1. Alves-Pereira CF, de Freitas R, Lopes T, Gardner R, Marta F, Vieira P, Barreto VM. Independent recruitment of Igh alleles in V(D)J recombination. Nat Commun. 2014 Dec 17;5:5623. doi: 10.1038/ncomms6623
2. Kubasova N, Alves-Pereira CF, Gupta S, Vinogradova S, Gimelbrant A, Barreto VM. In Vivo Clonal Analysis Reveals Random Monoallelic Expression in Lymphocytes That Traces Back to Hematopoietic Stem Cells. Front Cell Dev Biol. 2022 Aug 8;10:827774. doi: 10.3389/fcell.2022.827774
3. Barreto V, Reina-San-Martin B, Ramiro AR, McBride KM, Nussenzweig MC. C-terminal deletion of AID uncouples class switch recombination from somatic hypermutation and gene conversion. Mol Cell. 2003 Aug;12(2):501-8. doi: 10.1016/s1097-2765(03)00309-5
4. Vicente MM, Chaves-Ferreira M, Jorge JMP, Proença JT, Barreto VM. The Off-Targets of Clustered Regularly Interspaced Short Palindromic Repeats Gene Editing. Front Cell Dev Biol. 2021 Sep 17;9:718466. doi: 10.3389/fcell.2021.718466
5. Vicente MM, Mendes A, Cruz M, Vicente JR, Barreto VM. A CyclinB2-Cas9 fusion promotes the homology-directed repair of double-strand breaks. BioRxiv 2019
Vasco M. Barreto (VMB) teaches Genetics at Faculdade de Ciências e Tecnologia da Universidade Nova (assistant professor) and at Escola Superior de Saúde Egas Moniz (invited professor), where he also heads Genetagus, a small biotech company specialized in gene editing. He has independently secured eight external competitive grants and fellowships, and has papers in some of the top journals in the life sciences (e.g., Nature Commun, Mol Cell, JEM), including some that have been highlighted in Nature Immunol, Faculty of 1000, and JEM.
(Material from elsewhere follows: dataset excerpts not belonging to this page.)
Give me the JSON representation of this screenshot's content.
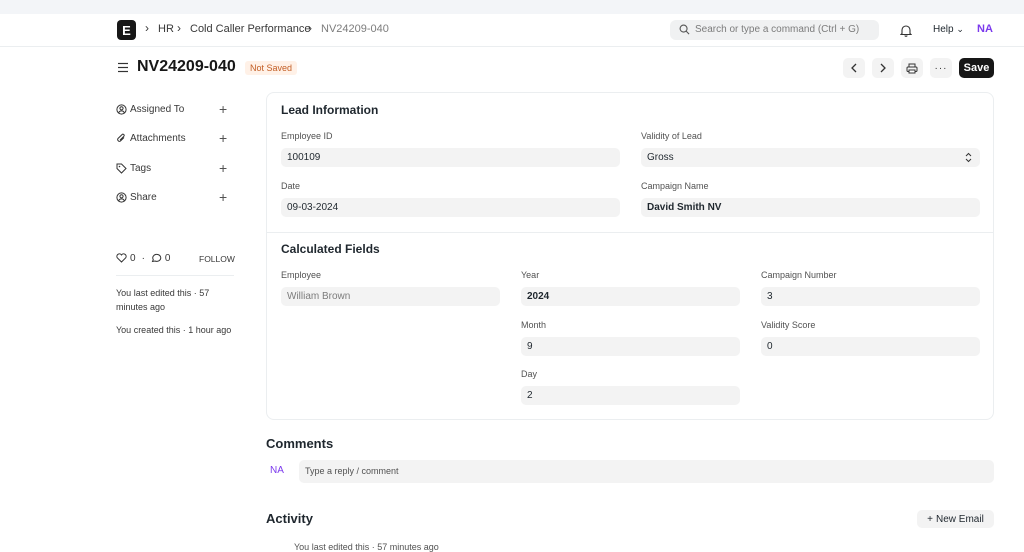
{
  "navbar": {
    "logo_letter": "E",
    "breadcrumbs": [
      "HR",
      "Cold Caller Performance",
      "NV24209-040"
    ],
    "search_placeholder": "Search or type a command (Ctrl + G)",
    "help_label": "Help",
    "user_initials": "NA"
  },
  "page": {
    "title": "NV24209-040",
    "status_badge": "Not Saved",
    "save_label": "Save"
  },
  "sidebar": {
    "items": [
      {
        "label": "Assigned To"
      },
      {
        "label": "Attachments"
      },
      {
        "label": "Tags"
      },
      {
        "label": "Share"
      }
    ],
    "likes": "0",
    "comments_count": "0",
    "follow_label": "FOLLOW",
    "last_edited": "You last edited this · 57 minutes ago",
    "created": "You created this · 1 hour ago"
  },
  "lead_info": {
    "title": "Lead Information",
    "employee_id_label": "Employee ID",
    "employee_id": "100109",
    "validity_label": "Validity of Lead",
    "validity": "Gross",
    "date_label": "Date",
    "date": "09-03-2024",
    "campaign_name_label": "Campaign Name",
    "campaign_name": "David Smith NV"
  },
  "calculated": {
    "title": "Calculated Fields",
    "employee_label": "Employee",
    "employee": "William Brown",
    "year_label": "Year",
    "year": "2024",
    "campaign_number_label": "Campaign Number",
    "campaign_number": "3",
    "month_label": "Month",
    "month": "9",
    "validity_score_label": "Validity Score",
    "validity_score": "0",
    "day_label": "Day",
    "day": "2"
  },
  "comments": {
    "title": "Comments",
    "avatar": "NA",
    "placeholder": "Type a reply / comment"
  },
  "activity": {
    "title": "Activity",
    "new_email_label": "New Email",
    "first_entry": "You last edited this · 57 minutes ago"
  }
}
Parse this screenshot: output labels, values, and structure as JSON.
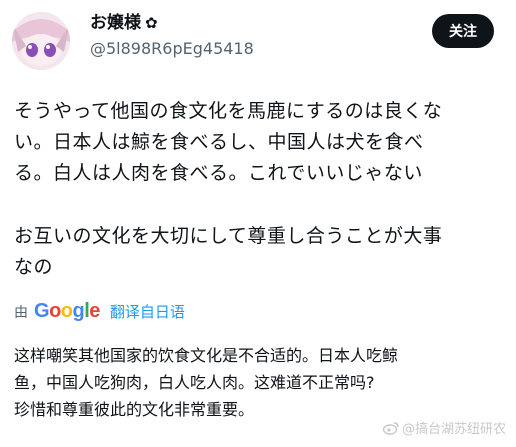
{
  "header": {
    "display_name": "お嬢様",
    "badge": "✿",
    "handle": "@5l898R6pEg45418",
    "follow_label": "关注"
  },
  "tweet": {
    "line1": "そうやって他国の食文化を馬鹿にするのは良くな",
    "line2": "い。日本人は鯨を食べるし、中国人は犬を食べ",
    "line3": "る。白人は人肉を食べる。これでいいじゃない",
    "line4": "お互いの文化を大切にして尊重し合うことが大事",
    "line5": "なの"
  },
  "translate": {
    "by_label": "由",
    "google_letters": [
      "G",
      "o",
      "o",
      "g",
      "l",
      "e"
    ],
    "link_label": "翻译自日语"
  },
  "translation": {
    "line1": "这样嘲笑其他国家的饮食文化是不合适的。日本人吃鲸",
    "line2": "鱼，中国人吃狗肉，白人吃人肉。这难道不正常吗?",
    "line3": "珍惜和尊重彼此的文化非常重要。"
  },
  "watermark": {
    "text": "@搞台湖苏纽研农"
  },
  "icons": [
    "avatar",
    "flower-badge-icon",
    "weibo-icon"
  ]
}
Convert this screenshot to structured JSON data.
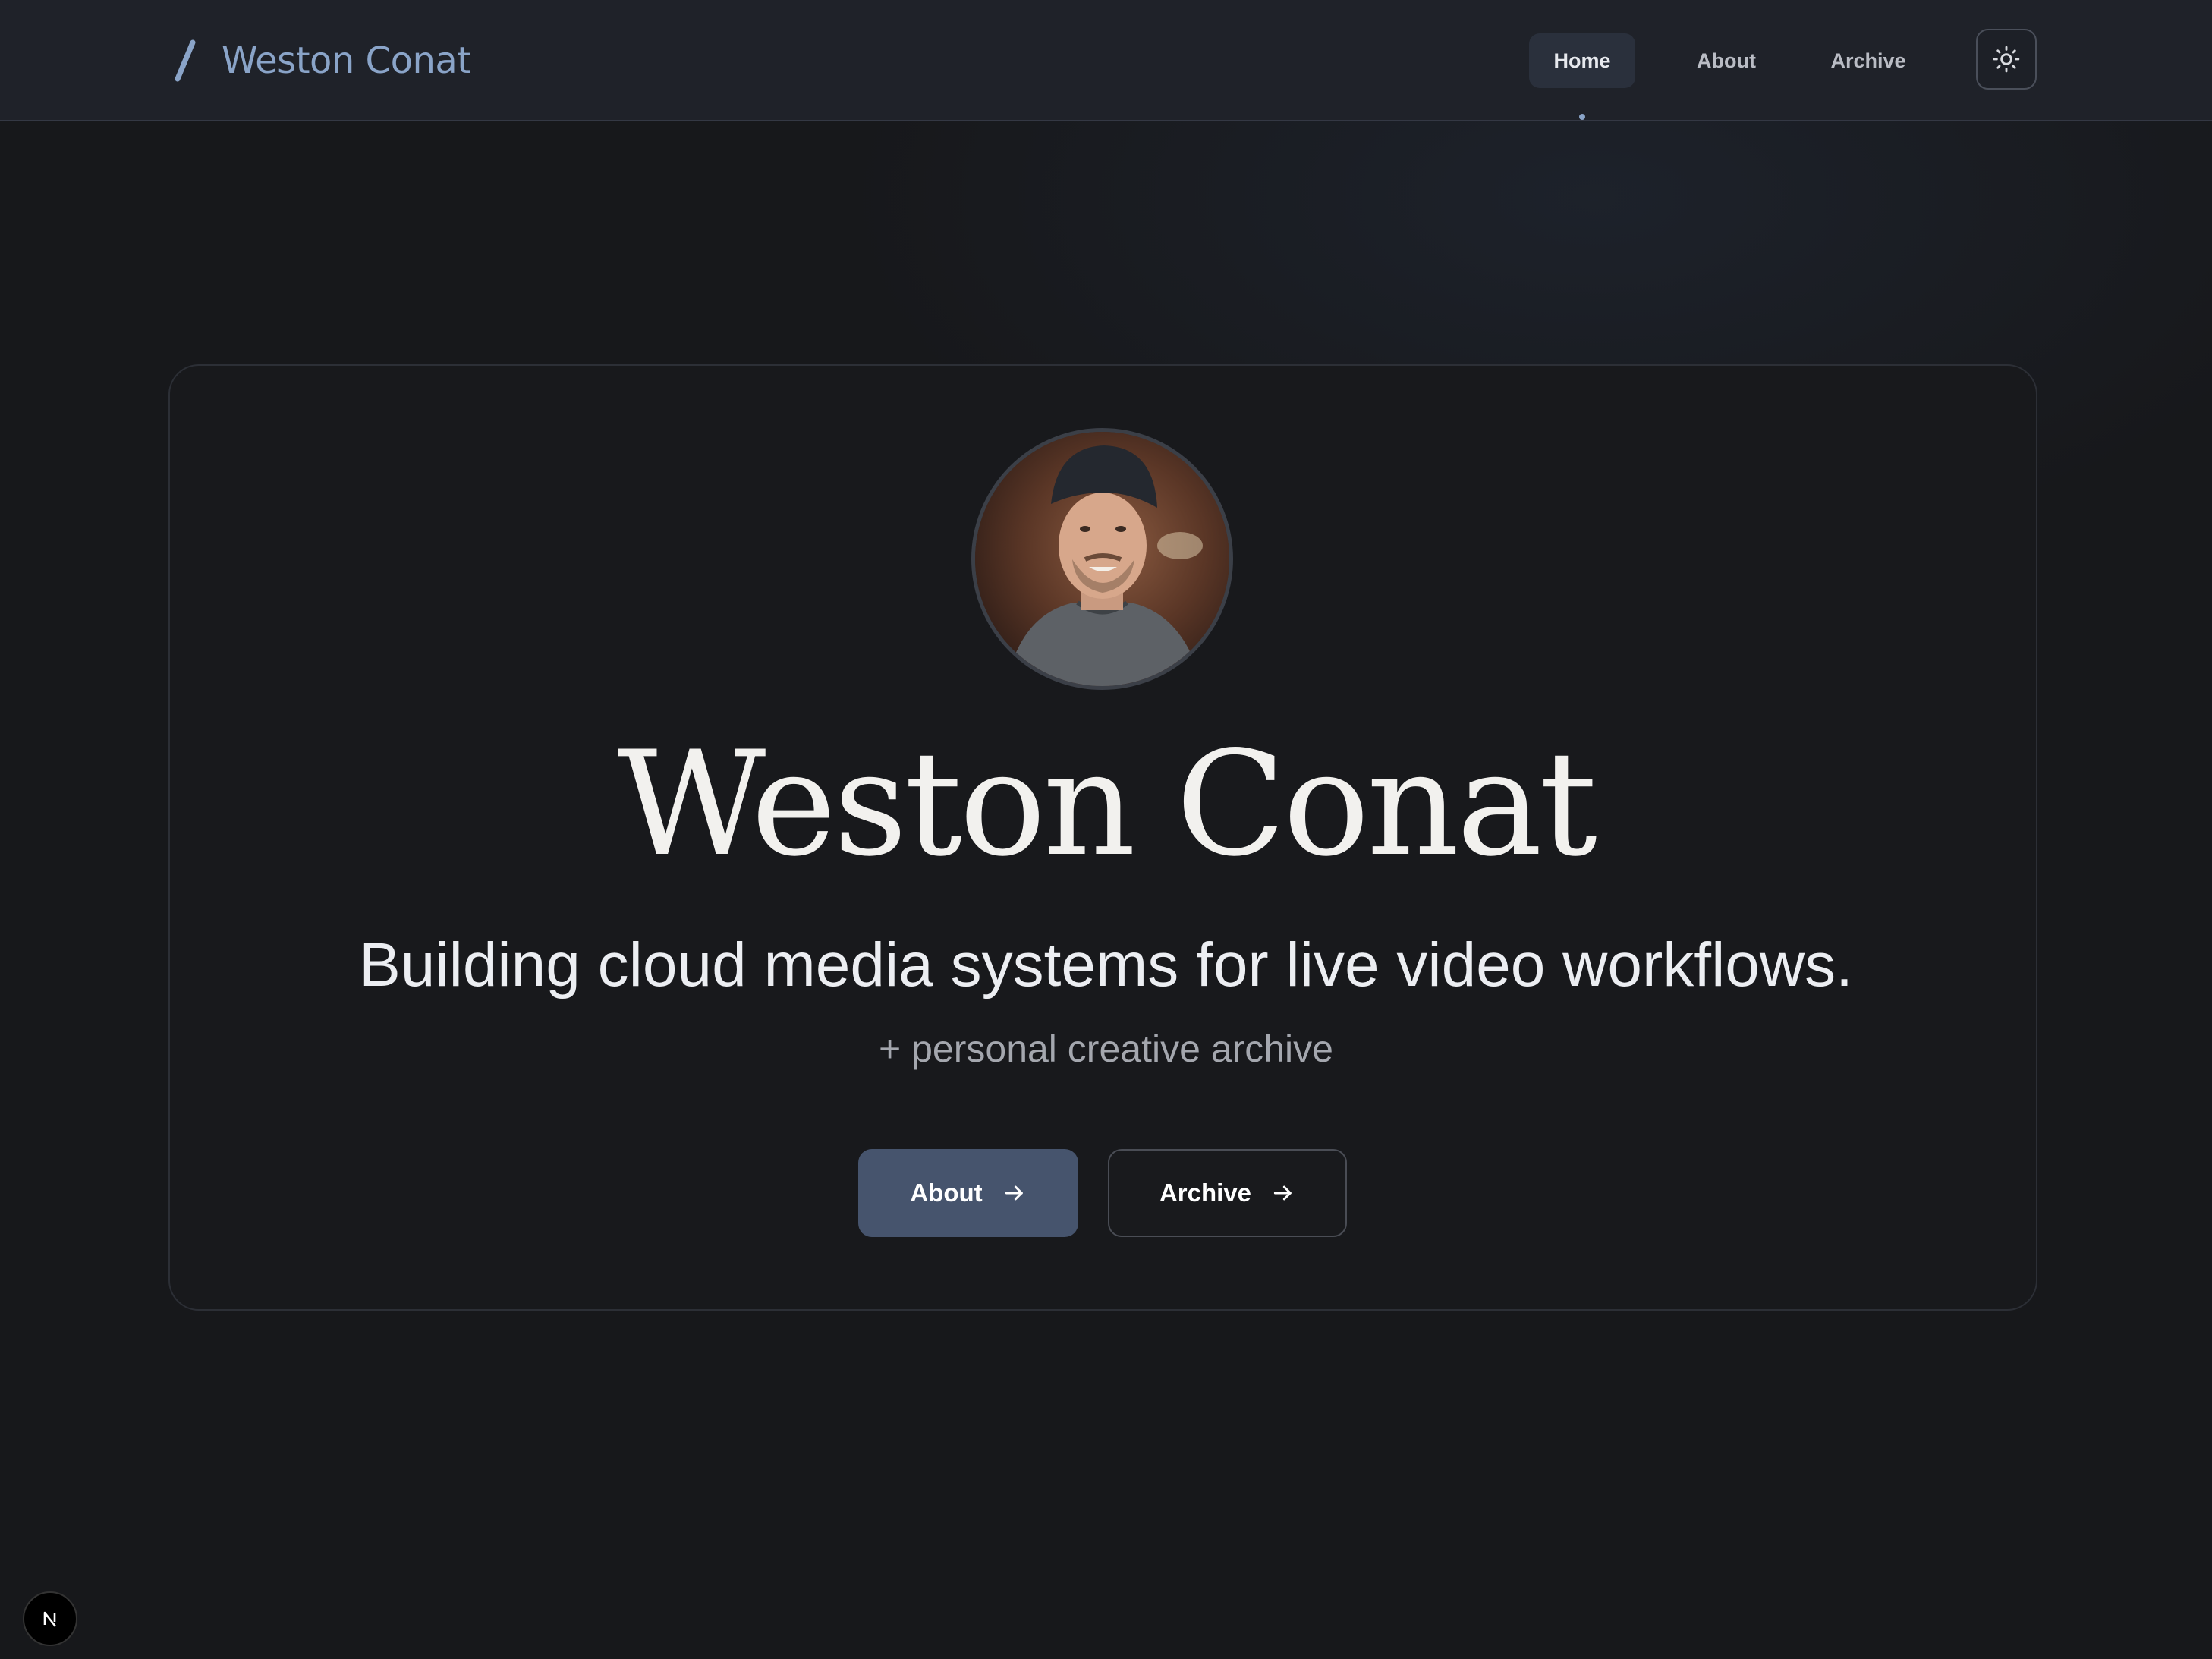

VMB graduated in Biology at the Univ. of Lisbon (1994) and did his doctoral studies at the Inst. Pasteur in Paris, obtaining a Ph.D. in Immunology from the Université Pierre et Marie Curie (2001). He then moved to The Rockefeller University in New York, first as a Postdoc and then as a Research Associate. He returned to Portugal in 2008 to launch his group at the Instituto Gulbenkian de Ciência. He then obtained an Associate Researcher position (IF 2015) and moved to CEDOC (Universidade Nova), where he stayed until 2022.
Since his days as a graduate student, VMB has worked on two hallmarks of B cell molecular biology: the allelic exclusion of antigen receptor genes and the molecular mechanisms of antibody formation. This has allowed him to make key contributions to understanding the regulation of Activation-Induced Deaminase (AID), the editor of immunoglobulin genes, and the process of V(D)J recombination. More recently, he has developed a genome-wide approach to study monoallelic expression and has been exploring the parallels between the natural processes of gene editing in mammals and CRISPR-based gene editing.